Figure EV3. Analyses of mitochondrial transport in wild‐type, Ttll1 ^−/− and Ttll7 ^−/− primary hippocampal neurons (complement to Fig 4)

Original transport data from five independent experiments. Exp. 1 (boxed) is also depicted in Fig 4C–F.

1. A, B

   Scattered dot plots of (A) run length and (B) speed measurements, where each point represents a single particle movement without change in direction or speed (run). The black lines indicate the median of the distribution, with whiskers at interquartile range. The numerical values of the medians are shown below each plot.

2. C

   Bar graphs of the overall motility (fraction of time mitochondria spent in movement relative to the total number of mitochondria present during the recording time of 60 s). Values for single experiment are shown below plots.

3. D

   Bar graphs of mitochondria densities (values are shown below plots).

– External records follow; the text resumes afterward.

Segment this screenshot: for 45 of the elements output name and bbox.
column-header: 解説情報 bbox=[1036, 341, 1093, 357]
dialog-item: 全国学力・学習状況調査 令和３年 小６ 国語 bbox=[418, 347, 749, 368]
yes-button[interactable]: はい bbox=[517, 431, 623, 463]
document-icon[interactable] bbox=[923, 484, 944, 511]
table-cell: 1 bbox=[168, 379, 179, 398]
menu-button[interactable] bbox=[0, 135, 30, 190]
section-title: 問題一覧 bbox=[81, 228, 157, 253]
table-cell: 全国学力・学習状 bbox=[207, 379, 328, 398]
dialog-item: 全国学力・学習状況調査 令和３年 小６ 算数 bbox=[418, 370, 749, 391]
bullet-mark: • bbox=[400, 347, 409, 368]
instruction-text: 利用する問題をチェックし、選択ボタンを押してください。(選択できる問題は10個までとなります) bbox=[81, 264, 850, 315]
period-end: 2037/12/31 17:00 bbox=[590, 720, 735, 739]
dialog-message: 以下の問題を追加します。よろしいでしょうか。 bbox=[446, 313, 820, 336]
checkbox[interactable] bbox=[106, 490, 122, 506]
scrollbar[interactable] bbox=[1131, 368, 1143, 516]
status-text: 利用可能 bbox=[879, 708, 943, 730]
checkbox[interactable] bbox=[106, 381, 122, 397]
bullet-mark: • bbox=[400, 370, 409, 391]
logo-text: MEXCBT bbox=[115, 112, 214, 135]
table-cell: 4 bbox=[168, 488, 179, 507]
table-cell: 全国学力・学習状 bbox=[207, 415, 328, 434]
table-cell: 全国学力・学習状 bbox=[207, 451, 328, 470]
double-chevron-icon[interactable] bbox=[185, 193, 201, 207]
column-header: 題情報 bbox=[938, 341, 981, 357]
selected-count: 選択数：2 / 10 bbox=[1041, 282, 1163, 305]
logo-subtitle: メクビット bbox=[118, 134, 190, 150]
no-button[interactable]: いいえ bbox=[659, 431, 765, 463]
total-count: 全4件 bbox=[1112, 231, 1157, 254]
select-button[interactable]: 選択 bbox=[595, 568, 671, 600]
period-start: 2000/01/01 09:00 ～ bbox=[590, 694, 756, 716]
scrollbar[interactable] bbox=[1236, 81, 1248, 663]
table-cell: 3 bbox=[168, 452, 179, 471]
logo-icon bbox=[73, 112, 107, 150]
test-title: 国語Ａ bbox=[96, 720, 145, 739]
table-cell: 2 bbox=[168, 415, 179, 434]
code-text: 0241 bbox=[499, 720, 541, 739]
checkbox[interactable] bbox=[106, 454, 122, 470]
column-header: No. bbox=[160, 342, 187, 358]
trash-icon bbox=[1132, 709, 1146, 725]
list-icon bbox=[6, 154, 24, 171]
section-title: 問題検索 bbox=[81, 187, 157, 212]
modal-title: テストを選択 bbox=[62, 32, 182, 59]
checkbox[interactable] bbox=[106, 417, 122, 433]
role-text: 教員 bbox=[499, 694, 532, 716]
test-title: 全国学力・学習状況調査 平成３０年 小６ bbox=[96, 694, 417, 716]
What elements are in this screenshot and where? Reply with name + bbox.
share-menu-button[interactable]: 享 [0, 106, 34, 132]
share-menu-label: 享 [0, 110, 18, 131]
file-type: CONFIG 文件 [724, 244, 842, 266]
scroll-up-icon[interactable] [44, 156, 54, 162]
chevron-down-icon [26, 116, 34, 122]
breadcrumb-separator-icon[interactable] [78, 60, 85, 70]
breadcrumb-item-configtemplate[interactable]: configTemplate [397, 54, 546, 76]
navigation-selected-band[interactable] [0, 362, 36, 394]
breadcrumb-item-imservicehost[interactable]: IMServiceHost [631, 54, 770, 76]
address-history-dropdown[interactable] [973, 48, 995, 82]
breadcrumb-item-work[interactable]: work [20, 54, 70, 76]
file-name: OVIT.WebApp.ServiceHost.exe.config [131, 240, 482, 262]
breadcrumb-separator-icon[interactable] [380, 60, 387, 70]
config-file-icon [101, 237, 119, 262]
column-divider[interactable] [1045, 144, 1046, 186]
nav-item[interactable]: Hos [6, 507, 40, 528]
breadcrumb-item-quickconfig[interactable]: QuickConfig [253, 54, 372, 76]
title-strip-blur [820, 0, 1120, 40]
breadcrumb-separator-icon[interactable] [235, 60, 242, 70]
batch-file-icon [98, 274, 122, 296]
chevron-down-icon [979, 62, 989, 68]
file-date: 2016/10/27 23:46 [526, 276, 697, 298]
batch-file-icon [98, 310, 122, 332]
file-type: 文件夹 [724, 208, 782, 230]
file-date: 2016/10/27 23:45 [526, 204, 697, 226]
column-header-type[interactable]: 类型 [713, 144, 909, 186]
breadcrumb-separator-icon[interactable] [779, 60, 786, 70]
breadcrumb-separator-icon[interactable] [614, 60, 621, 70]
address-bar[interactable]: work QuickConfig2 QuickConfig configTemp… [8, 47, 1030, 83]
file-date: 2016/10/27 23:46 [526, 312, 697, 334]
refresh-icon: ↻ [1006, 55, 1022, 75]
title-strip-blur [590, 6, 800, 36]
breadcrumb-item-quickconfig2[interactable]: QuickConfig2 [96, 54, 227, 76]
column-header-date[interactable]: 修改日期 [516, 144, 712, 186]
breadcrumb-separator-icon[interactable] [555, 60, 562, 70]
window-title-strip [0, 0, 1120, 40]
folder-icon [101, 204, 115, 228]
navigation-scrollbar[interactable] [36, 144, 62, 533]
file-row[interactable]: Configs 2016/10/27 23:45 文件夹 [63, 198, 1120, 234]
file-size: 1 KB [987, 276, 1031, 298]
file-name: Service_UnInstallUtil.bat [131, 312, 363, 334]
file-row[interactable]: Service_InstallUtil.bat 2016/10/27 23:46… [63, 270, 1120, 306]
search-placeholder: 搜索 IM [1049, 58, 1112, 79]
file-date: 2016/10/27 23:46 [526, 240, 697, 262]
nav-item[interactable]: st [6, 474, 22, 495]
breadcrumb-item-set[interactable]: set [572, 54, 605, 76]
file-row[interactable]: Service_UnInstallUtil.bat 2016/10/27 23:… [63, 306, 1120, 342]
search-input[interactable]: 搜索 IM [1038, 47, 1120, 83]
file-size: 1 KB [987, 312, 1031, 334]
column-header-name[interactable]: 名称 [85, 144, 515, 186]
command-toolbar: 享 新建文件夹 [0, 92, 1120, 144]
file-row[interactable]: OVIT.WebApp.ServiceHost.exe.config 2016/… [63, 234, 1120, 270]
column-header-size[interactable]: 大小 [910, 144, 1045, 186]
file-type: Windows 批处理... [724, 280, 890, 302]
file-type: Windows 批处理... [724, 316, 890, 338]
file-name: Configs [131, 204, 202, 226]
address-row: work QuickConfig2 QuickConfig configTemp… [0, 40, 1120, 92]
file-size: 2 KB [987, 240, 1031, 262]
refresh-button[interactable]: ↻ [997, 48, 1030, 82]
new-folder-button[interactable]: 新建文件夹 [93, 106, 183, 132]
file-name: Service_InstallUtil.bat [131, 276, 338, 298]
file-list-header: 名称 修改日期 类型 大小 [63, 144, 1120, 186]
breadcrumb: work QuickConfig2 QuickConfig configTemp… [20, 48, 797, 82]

Figure 5. Schematic representation of the enzymatic mechanism of polyglutamylation in brain

1. A

   Representation of the differential glutamylation of α‐ and β‐tubulin and which epitopes can be detected by the glutamylation‐specific antibodies used in this study. The most prominent tubulin isotypes in brain, α1‐ and β2‐tubulin are shown with their C‐terminal tails represented as amino acid sequences. The main modification sites, glutamates (E) 445 on α1‐tubulin (Eddé et al, 1990) and E435 on β2‐tubulin (Rüdiger et al, 1992) are indicated. However, all glutamate residues in these C‐terminal tails (light grey circles) could potentially be glutamylated. Glutamylation generated by TTLL1 is colour‐coded red, while TTLL7‐catalysed glutamylation is orange. Note that under wild‐type conditions, TTLL1 and TTLL7 exclusively modify α‐ and β‐tubulin, respectively, in brain tissue.

2. B

   Representation of glutamylation patterns found in the knockout mouse models studied here, and interpretation of the participation of the TTLL1, TTLL7 and CCP1 in their generation. Based on the immunoblot analysis shown in Fig 2C, it can be deduced that TTLL1 is able to hyperglutamylate both α‐ and β‐tubulin in the absence of CCP1. By contrast, loss of CCP1 in the absence of TTLL1 does not lead to hyperglutamylation, suggesting that TTLL7 is not sufficient to generate this phenotype. In this context, our observation that hyperglutamylation of β‐tubulin is abolished with TTLL7 indicates that while TTLL1 can hyperglutamylate β‐tubulin, it requires prior glutamylation by TTLL7 to do so. We thus conclude that TTLL1 specifically elongates nascent glutamate chains generated by TTLL7.